At Least Eight Killed In Taliban Attack On Afghan Police Outpost

Afghan police and NATO troops inspect the site of a suicide attack in Faryab Province on April 4.

At least eight members of the Afghan security forces are reported to have been killed in an attack by Taliban fighters on a police outpost in the western Afghan province of Farah.

Officials said the outpost of the government-sponsored militia, known as the Afghan Local Police, was stormed late on April 4 in the province's Khaki Safed district.

The Afghan Local Police is an anti-Taliban initiative in which locals are recruited to protect their own villages from militant attacks.

Provincial police chief Shamsul Rahman Zahid said four militiamen survived the attack.

Taliban spokesman Qari Yousef Ahmadi claimed Taliban responsibility.

The attack came after at least 12 people, including at least three U.S. soldiers and a number of Afghan police officers, were reported killed in an attack by a Taliban suicide bomber in the northwestern Faryab Province on April 4.
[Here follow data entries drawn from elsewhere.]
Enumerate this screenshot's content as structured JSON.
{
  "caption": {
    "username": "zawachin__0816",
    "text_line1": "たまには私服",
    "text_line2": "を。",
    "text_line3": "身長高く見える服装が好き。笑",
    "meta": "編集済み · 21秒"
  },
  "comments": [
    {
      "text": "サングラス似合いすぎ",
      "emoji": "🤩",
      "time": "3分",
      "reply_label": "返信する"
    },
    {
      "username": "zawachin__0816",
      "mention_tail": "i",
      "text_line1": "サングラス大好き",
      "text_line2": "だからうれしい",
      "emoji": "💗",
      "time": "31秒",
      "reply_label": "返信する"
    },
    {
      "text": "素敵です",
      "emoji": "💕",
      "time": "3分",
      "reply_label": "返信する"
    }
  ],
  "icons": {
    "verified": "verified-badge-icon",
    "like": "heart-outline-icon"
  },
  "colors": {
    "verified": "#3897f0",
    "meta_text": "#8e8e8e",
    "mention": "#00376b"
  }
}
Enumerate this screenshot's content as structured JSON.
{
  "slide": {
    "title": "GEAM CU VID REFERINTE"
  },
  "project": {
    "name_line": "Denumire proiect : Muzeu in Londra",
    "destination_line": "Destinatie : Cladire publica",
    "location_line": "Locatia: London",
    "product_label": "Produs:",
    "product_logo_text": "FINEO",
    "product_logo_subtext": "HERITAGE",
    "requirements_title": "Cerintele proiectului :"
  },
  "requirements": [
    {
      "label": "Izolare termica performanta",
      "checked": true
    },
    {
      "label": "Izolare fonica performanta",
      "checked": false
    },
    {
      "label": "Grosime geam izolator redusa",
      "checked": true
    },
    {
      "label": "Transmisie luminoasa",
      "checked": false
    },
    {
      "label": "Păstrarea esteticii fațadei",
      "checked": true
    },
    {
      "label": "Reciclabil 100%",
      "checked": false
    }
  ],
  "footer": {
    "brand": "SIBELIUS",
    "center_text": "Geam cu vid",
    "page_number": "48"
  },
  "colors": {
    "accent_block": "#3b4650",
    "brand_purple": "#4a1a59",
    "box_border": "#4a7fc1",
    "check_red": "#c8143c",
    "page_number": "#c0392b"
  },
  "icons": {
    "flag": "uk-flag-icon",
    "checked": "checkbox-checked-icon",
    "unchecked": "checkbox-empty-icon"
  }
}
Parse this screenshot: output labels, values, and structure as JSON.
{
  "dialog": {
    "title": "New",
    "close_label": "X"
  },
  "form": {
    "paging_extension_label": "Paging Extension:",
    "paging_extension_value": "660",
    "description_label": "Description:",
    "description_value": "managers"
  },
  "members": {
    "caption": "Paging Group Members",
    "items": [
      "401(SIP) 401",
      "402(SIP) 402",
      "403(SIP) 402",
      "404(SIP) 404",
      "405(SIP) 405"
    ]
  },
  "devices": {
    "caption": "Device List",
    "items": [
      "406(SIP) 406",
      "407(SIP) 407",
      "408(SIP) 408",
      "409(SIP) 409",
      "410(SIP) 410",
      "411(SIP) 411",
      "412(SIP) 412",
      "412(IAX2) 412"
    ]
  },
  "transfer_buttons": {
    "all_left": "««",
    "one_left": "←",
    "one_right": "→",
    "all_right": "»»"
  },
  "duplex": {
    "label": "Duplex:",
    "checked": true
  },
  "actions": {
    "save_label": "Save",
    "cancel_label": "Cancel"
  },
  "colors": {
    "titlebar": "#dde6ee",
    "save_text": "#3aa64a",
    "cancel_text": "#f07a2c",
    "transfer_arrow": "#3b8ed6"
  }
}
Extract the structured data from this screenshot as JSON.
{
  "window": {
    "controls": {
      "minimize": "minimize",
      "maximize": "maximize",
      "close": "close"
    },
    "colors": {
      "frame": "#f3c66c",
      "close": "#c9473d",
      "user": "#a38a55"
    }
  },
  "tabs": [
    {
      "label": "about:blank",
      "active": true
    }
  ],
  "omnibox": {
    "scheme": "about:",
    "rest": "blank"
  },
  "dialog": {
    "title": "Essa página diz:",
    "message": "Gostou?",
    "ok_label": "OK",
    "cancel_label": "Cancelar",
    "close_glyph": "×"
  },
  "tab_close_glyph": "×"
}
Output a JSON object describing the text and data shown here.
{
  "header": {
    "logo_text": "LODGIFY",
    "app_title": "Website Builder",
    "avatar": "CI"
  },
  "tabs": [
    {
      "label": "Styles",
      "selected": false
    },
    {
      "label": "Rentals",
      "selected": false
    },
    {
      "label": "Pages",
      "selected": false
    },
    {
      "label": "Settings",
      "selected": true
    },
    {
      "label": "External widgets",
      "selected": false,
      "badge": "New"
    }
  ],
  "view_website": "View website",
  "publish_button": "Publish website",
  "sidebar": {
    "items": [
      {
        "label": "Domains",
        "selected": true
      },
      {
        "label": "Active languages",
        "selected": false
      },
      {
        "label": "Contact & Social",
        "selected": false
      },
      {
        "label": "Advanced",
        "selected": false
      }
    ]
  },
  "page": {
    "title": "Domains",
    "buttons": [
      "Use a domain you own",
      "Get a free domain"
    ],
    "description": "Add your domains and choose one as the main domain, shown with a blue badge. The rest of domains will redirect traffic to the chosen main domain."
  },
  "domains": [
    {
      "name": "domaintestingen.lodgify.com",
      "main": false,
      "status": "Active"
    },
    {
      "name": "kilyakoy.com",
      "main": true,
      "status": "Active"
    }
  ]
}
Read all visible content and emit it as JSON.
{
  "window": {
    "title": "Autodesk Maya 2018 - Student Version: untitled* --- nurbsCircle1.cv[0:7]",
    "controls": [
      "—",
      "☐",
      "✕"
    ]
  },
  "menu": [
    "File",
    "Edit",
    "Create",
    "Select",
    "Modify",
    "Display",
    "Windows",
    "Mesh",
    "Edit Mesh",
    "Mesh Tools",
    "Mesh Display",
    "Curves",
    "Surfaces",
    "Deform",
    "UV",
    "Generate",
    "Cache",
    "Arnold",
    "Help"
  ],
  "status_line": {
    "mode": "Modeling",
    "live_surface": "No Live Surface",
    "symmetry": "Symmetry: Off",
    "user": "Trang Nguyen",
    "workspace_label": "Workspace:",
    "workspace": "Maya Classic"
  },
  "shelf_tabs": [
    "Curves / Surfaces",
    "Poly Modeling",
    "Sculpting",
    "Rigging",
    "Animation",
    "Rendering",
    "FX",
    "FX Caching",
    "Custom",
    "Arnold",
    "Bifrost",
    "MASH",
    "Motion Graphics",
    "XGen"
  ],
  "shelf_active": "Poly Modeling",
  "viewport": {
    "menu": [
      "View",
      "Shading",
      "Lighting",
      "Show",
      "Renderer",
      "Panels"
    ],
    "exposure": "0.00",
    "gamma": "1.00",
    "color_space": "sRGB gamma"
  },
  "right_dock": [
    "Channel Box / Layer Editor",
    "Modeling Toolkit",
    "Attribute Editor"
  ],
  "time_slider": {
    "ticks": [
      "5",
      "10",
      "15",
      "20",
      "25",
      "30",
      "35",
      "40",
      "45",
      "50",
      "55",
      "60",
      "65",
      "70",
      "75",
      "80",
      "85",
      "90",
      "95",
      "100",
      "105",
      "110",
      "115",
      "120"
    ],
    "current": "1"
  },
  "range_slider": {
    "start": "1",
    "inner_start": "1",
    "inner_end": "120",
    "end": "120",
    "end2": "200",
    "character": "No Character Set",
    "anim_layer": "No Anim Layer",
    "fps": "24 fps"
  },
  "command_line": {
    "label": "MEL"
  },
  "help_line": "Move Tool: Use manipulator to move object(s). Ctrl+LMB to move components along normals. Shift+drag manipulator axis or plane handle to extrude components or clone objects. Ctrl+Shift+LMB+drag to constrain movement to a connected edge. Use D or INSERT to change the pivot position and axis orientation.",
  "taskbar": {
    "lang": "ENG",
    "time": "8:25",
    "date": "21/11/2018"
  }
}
Around 100 NATO troops, more than half of them Americans, are reported to have been killed so far this year in Afghanistan.

Surge Of Violence

Earlier this week, six people including four policemen were shot dead at a police post in the southern province of Helmand, which neighbors Farah. And days earlier, a police officer in Paktika Province shot dead nine of his colleagues while they slept.

The attacks appear to be part of a surge of violence at the beginning of what's known in Afghanistan as the spring fighting season.

Following the recent burnings of Korans by U.S. personnel and the massacre of 16 Afghan villagers, allegedly by a U.S. soldier, the Taliban have vowed revenge against U.S.-led forces.

The militants also recently quit preliminary talks with U.S. officials and the U.S.-backed Afghan government on a potential peace settlement, in advance of most foreign forces pulling out of Afghanistan in 2014,

The commander of U.S. and NATO forces in Afghanistan said he expected to see significant fighting in eastern Afghanistan this summer.

In interview in Kabul with German media, U.S. General John Allen said: "As I look to reduce the numbers of U.S. forces,... I will use significant combat power in the east, anticipating we are going to have some good bit of fighting in the east this year."

Security Handover

The German dpa news agency quoted Allen as also saying that next year, 2013, would be the most critical for the military alliance in Afghanistan since the U.S.-led war started more than a decade ago.

That's because by the end of summer in 2013, he said, the entire population of Afghanistan "will be protected by Afghan security forces in the lead."

Allen also said the training of Afghan forces would not conclude until the end of 2014, when foreign troops are expected to stop all combat operations, with most of them withdrawing from Afghanistan.

The United States is scheduled to pull out 23,000 more troops from Afghanistan by the end of September.

Washington is negotiating a strategic partnership agreement with the Afghan government which is to determine what kind of U.S. military presence would remain in Afghanistan after 2014.